Labour Aims to Cut Living Standard

Ray Gunter, £8,500-a-year Minister of Power, up to April 5th, Minister of Labour, recently called for a cut in living standards. Speaking at a slap-up lunch laid on by the Industrial Society in London on March 28 he was reported:

    It was no good the British people believing they could get out of this position and put the economy on a sound basis ‘If we are going to demand increases in the standard of living, or even maintain the same standard of living’, he said. ‘There is bound to be a drop in the standard, and if anybody in this country thinks he is going to have the same standard as in the past, we shall never get anywhere’ (The Times, 29 March 1968).

This frank confession merely confirms what many had suspected was Labour’s aim anyway. Their whole policy has been to cut our standard of living. Their six-month wage freeze did succeed for a time but since then workers, through their trade unions, have been able to keep wages up with rises in the cost of living. This has upset the Labour government who are now determined to strengthen their powers for dealing with workers who refuse to fall in line. This attempt to further hold back wages and salaries is bound to provoke industrial action. But if the experience of the last Labour government is anything to go by this one will not hesitate to use the state machine to back up their policy of cutting living standards. No doubt there are dockers who will recall the time a Labour Attorney-General prosecuted their colleagues for defying an anti-strike Order.

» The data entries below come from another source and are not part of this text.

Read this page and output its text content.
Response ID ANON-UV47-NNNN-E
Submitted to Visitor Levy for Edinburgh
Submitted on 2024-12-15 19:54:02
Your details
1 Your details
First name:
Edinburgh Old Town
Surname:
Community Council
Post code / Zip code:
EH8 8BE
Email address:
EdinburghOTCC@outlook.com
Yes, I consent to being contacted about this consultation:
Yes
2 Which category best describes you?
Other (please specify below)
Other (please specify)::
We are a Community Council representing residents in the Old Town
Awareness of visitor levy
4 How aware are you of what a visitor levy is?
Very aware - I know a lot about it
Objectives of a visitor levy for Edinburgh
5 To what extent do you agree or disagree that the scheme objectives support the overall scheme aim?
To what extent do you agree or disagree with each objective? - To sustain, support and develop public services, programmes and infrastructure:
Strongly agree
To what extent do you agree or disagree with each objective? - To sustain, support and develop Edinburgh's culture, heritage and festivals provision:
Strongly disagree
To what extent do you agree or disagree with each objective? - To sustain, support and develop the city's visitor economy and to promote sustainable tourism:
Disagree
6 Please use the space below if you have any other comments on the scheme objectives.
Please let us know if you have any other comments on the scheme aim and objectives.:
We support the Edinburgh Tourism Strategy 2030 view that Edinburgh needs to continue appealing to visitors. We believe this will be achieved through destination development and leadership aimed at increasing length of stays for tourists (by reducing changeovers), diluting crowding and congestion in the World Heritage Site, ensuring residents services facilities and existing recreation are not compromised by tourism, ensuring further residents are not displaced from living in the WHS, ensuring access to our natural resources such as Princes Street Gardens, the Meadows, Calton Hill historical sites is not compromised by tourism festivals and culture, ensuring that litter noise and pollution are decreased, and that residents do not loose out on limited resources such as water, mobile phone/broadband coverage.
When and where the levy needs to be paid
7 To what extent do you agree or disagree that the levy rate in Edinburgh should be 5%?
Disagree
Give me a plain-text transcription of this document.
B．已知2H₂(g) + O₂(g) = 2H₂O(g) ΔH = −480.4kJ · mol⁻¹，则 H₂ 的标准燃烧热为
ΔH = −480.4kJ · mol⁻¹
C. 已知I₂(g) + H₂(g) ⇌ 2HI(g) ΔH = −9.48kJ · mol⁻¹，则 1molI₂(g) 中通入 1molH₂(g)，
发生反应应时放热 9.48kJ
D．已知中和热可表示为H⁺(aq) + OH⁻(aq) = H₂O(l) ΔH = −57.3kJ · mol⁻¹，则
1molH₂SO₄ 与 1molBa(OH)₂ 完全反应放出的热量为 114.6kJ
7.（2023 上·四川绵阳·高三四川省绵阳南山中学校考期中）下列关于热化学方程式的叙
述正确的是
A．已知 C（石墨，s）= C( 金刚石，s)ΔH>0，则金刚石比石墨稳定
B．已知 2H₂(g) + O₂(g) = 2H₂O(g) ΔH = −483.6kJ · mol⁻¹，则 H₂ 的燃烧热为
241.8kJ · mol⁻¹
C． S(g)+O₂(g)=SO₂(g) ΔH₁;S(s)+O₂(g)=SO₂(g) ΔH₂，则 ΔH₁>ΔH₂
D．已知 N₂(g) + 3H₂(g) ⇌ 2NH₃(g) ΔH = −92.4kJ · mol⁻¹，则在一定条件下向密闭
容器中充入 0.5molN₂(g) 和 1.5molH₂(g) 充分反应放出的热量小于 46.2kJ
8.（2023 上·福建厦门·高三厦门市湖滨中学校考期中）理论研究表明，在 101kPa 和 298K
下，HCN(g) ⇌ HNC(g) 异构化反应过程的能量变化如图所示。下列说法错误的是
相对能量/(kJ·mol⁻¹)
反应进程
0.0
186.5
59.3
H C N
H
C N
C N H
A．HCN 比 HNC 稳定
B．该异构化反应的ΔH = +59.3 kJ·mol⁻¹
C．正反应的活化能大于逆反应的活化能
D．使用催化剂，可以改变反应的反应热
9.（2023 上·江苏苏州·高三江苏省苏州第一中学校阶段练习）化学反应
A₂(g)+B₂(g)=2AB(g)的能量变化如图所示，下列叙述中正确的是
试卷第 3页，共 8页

It has taken trade unionists some time to recognise that they must fight back against the Labour government. Even now many union leaders, as Labour supporters, only do so reluctantly but increasingly ordinary unionists are putting the pressure on them. To such an extent that even a notorious government lickspittle like Les Cannon of the ETU has come out against a further period of wage restraint.

Conscious of the fact that in aiming to cut living standards Labour was breaking its election promises Gunter lashed out at democracy:

  It was time everybody forgot about election promises. ‘I would never have another election manifesto if I had my way’, he said. The Government of the day had to do what in its considered opinion was right irrespective of what Dr. Gallup thought.

If his past authoritarian utterances—calling for more discipline, threatening the unions with state take-over—are anything to go by, Gunter probably would not have any elections either.